Algérie: Violées et contraintes à l’avortement
Ces dernières formes de violence contre la femme ont fait leur apparition avec l’apparition du groupe terroriste, le GIA, en Algérie.
Le GIA enlevait les femmes, d’une part pour humilier les parents hostiles qui s’opposaient à eux, les utilisaient pour les basses besognes dans les maquis, mais surtout les violaient.
L’objectif immédiat reste de provoquer la terreur et pousser les femmes à obéir à leur injonction qui était de quitter la vie active, la sphère publique. C’était l’époque où le voile (le hidjab) était imposé à une majorité de femmes.
Depuis 1991, début effectif de la violence islamiste armée, il a été recensé au moins 6 000 femmes violées, une partie d’entre elles a été assassinée. D’autres ont pu être sauvées, mais avec le poids de grossesses indésirables. À partir du milieu des années 1990, le phénomène a pris de l’ampleur. Pour le seul mois d’avril 1998, des témoignages recueillis dans la région de Saïda avaient fait état d’un nombre variant entre 1 000 et 3 000 filles violées dans les maquis. Les médias avaient donné l’information; même la télévision algérienne a retransmis l’information. Réaction: le lendemain, une jeune fille de 17 ans a été enlevée et violée dans la même région.
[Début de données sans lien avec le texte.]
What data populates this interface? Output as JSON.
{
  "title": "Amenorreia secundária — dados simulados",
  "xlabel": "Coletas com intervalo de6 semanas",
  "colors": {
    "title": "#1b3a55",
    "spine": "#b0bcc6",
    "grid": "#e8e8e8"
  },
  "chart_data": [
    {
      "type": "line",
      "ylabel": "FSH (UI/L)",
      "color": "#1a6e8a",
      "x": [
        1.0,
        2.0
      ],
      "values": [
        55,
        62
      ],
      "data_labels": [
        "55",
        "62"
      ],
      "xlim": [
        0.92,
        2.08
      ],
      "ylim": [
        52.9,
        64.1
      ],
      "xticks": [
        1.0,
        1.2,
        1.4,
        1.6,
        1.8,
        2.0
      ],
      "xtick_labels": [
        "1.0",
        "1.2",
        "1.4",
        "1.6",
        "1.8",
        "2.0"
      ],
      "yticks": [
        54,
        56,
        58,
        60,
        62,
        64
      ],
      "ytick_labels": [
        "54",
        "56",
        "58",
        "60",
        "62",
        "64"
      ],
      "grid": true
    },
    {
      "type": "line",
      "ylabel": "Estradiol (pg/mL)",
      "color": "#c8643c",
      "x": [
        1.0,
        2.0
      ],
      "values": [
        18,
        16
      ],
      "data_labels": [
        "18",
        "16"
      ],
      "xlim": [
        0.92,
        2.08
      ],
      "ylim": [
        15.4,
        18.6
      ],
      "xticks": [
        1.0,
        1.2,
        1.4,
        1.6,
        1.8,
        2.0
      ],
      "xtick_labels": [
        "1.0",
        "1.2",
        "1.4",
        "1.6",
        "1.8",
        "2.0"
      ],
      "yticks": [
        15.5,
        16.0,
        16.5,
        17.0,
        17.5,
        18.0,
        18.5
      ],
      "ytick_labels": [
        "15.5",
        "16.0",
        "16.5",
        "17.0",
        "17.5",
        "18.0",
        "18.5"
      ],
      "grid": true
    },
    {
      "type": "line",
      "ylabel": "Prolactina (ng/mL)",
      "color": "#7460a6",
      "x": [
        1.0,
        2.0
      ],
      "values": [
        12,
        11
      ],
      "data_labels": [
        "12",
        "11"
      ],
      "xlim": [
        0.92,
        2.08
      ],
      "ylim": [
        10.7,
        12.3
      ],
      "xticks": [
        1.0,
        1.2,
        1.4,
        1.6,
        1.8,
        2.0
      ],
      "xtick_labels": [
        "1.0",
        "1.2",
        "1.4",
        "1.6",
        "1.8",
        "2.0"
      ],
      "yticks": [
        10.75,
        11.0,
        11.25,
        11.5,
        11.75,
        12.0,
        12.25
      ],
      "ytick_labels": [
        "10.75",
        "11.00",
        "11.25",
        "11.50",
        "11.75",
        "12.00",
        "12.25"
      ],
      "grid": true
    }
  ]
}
Les terroristes utilisaient la religion pour justifier leurs actes, mais également la honte et le tabou d’origine tribalo-religieuse qui entoure les familles pour les faire abdiquer et rallier leur cause. Il n’est pas rare également de trouver des pères de famille, acquis totalement à la cause intégriste, offrir leurs filles aux “émirs” des groupes terroristes. Toutefois, aucun chiffre officiel sur ces situations n’est disponible pour l’instant. Encore moins sur les enfants nés dans les maquis dont le nombre demeure inconnu ou gardé secret.
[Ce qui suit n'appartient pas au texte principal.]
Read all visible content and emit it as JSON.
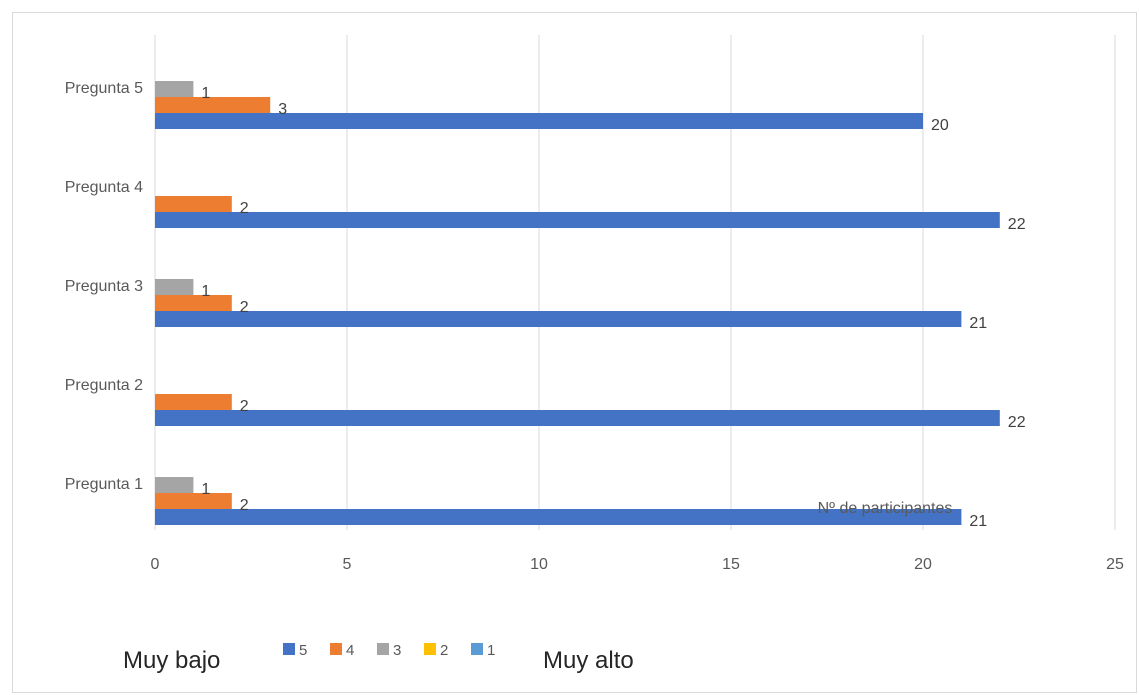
{
  "chart_data": {
    "type": "bar",
    "orientation": "horizontal",
    "categories": [
      "Pregunta 1",
      "Pregunta 2",
      "Pregunta 3",
      "Pregunta 4",
      "Pregunta 5"
    ],
    "series": [
      {
        "name": "5",
        "color": "#4472C4",
        "values": [
          21,
          22,
          21,
          22,
          20
        ]
      },
      {
        "name": "4",
        "color": "#ED7D31",
        "values": [
          2,
          2,
          2,
          2,
          3
        ]
      },
      {
        "name": "3",
        "color": "#A5A5A5",
        "values": [
          1,
          0,
          1,
          0,
          1
        ]
      },
      {
        "name": "2",
        "color": "#FFC000",
        "values": [
          0,
          0,
          0,
          0,
          0
        ]
      },
      {
        "name": "1",
        "color": "#5B9BD5",
        "values": [
          0,
          0,
          0,
          0,
          0
        ]
      }
    ],
    "xlim": [
      0,
      25
    ],
    "xticks": [
      0,
      5,
      10,
      15,
      20,
      25
    ],
    "xlabel": "Nº de participantes",
    "grid": true,
    "legend_position": "bottom",
    "legend_left_text": "Muy bajo",
    "legend_right_text": "Muy alto"
  }
}
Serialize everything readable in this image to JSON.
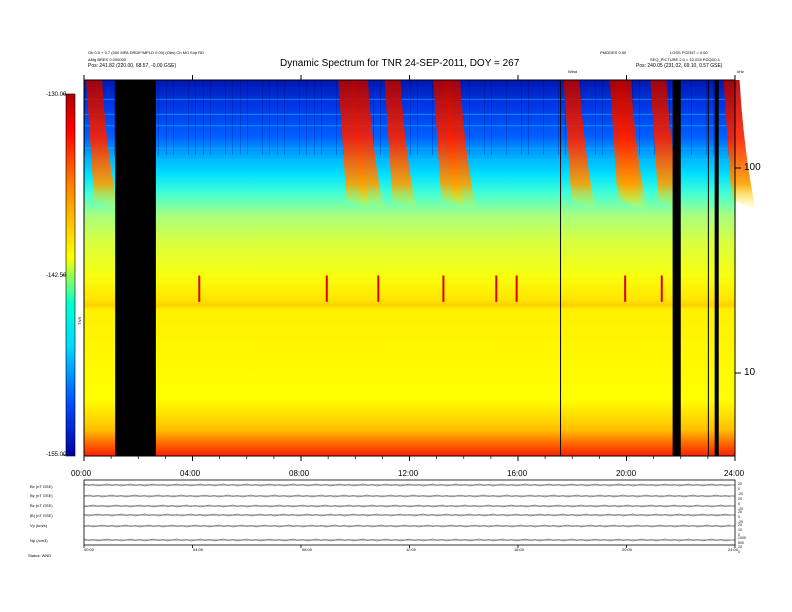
{
  "header": {
    "left_line1": "Gb 0.0 + 0.7 (000 MPA DRDIF/MPLD 0.00) (Obs)   Ch MG Exp RD",
    "left_line2": "AMg BRES 0.000000",
    "left_pos": "Pos:   241.82 (220.00, 68.57, -0.00 GSE)",
    "right_line1": "PMODES 0.50",
    "right_line2": "LOSS PCENT = 0.00",
    "right_line3": "SEQ_PICTURE 2.0 = 10.025 PDQD0.1",
    "right_pos": "Pos:   240.05 (231.02, 69.10, 0.57 GSE)",
    "right_small": "Wind",
    "top_right": "kHz"
  },
  "chart_data": {
    "type": "heatmap",
    "title": "Dynamic Spectrum for TNR 24-SEP-2011, DOY = 267",
    "colorbar": {
      "ticks": [
        "-130.00",
        "-142.50",
        "-155.00"
      ],
      "label": "TNR",
      "min": -155.0,
      "max": -130.0,
      "colors": [
        "#0000a0",
        "#0050ff",
        "#00d8ff",
        "#00ffd0",
        "#ffff00",
        "#ff8000",
        "#ff0000",
        "#b00000"
      ]
    },
    "x_ticks": [
      "00:00",
      "04:00",
      "08:00",
      "12:00",
      "16:00",
      "20:00",
      "24:00"
    ],
    "x_range_hours": [
      0,
      24
    ],
    "y_ticks_right": [
      "100",
      "10"
    ],
    "y_scale": "log",
    "data_gaps_hours": [
      [
        1.15,
        2.65
      ],
      [
        21.7,
        22.0
      ],
      [
        23.25,
        23.4
      ]
    ],
    "burst_times_hours": [
      0.3,
      9.6,
      10.1,
      11.3,
      13.1,
      13.5,
      17.9,
      19.6,
      19.8,
      21.1,
      23.8
    ],
    "spike_times_hours": [
      4.25,
      8.95,
      10.85,
      13.25,
      15.2,
      15.95,
      19.95,
      21.3
    ],
    "band_gap_annotation": "GAPS"
  },
  "bottom_panel": {
    "rows": [
      {
        "label": "Bx (nT GSE)",
        "scale": "20\n0\n-20"
      },
      {
        "label": "By (nT GSE)",
        "scale": "20\n0\n-20"
      },
      {
        "label": "Bz (nT GSE)",
        "scale": "20\n0\n-20"
      },
      {
        "label": "|B| (nT GSE)",
        "scale": "20\n10\n0"
      },
      {
        "label": "Vp (km/s)",
        "scale": "1000\n500"
      },
      {
        "label": "Np (/cm3)",
        "scale": "20\n0"
      }
    ],
    "x_ticks": [
      "00:00",
      "04:00",
      "08:00",
      "12:00",
      "16:00",
      "20:00",
      "24:00"
    ],
    "status_label": "Status: WND"
  }
}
Il aura fallu le courage d’un ministre de la Santé pour voir le drame des filles violées dans les maquis et tomber enceintes quelque peu atténué lorsqu’il autorisa leur avortement et, bien entendu, celui du ministre des Affaires religieuses qui donna le quitus religieux, en émettant une fetwa, pour légitimer l’avortement de ces filles. Cela ne concerna que les filles retrouvées ou qui se sont sauvées et ont pris contact avec les services de sécurité. Cela d’autant qu’une bonne partie des filles ayant subi cette douloureuse épreuve s’emmure dans un infranchissable silence. Surtout que la famille et les proches ne sont pas en mesure, honneur et tabou conjugués, de les prendre en charge.
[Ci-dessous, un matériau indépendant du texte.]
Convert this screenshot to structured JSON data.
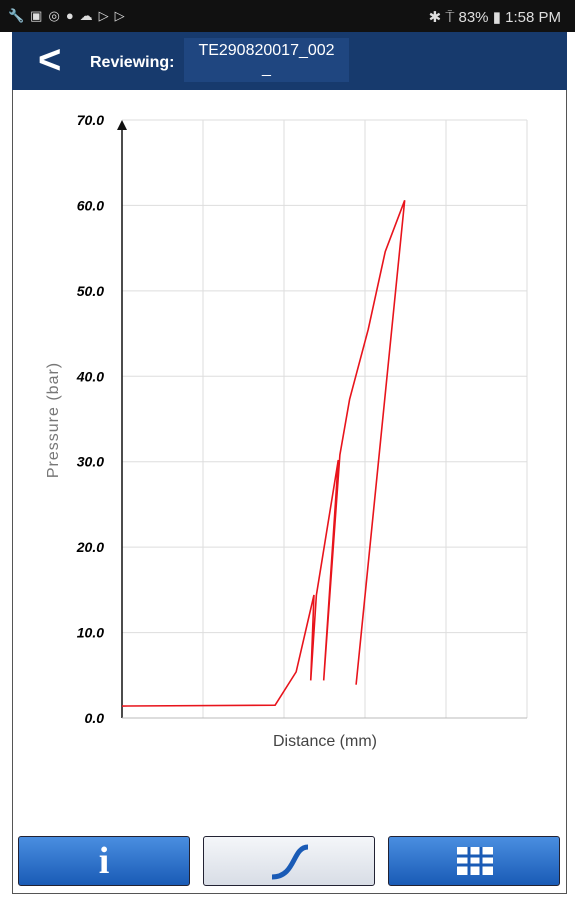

C’est alors le mutisme qui entretient et prolonge la douleur et le traumatisme. Ce qui donne un caractère approximatif aux chiffres actuellement disponibles. Si au plan santé et religieux, ces filles sont considérées comme étant des victimes, les autres autorités continuent à ne pas jouer leur rôle. Cela d’autant que les filles violées n’ont pas eu droit aux indemnités accordées aux autres victimes du terrorisme. Cas qui n’ont pas été pris en considération, alors que certaines voix justifient cette omission par le fait que le versement d’une “pension” ou indemnité pour ces filles porte le risque de faire ressurgir dans leur mémoire les actes qu’elles ont subis.
Paradoxalement, cette catégorie de victimes auxquelles les pires sévices ont été infligés est cataloguée dans la rubrique générique pudiquement désignée: “atteinte à la pudeur”. Ce qui au plan juridique induit une confusion.
Ainsi, ces victimes endurent une double injustice. D’une part, elles sont déshumanisées, blessées, humiliées, de l’autre, elles ne sont pas prises en charge et ne bénéficient d’aucun statut si ce n’est celui qui les pousse à la solitude par la faute des autorités, de la famille et du conservatisme qui empêche toute velléité de voir “le problème” objectivement.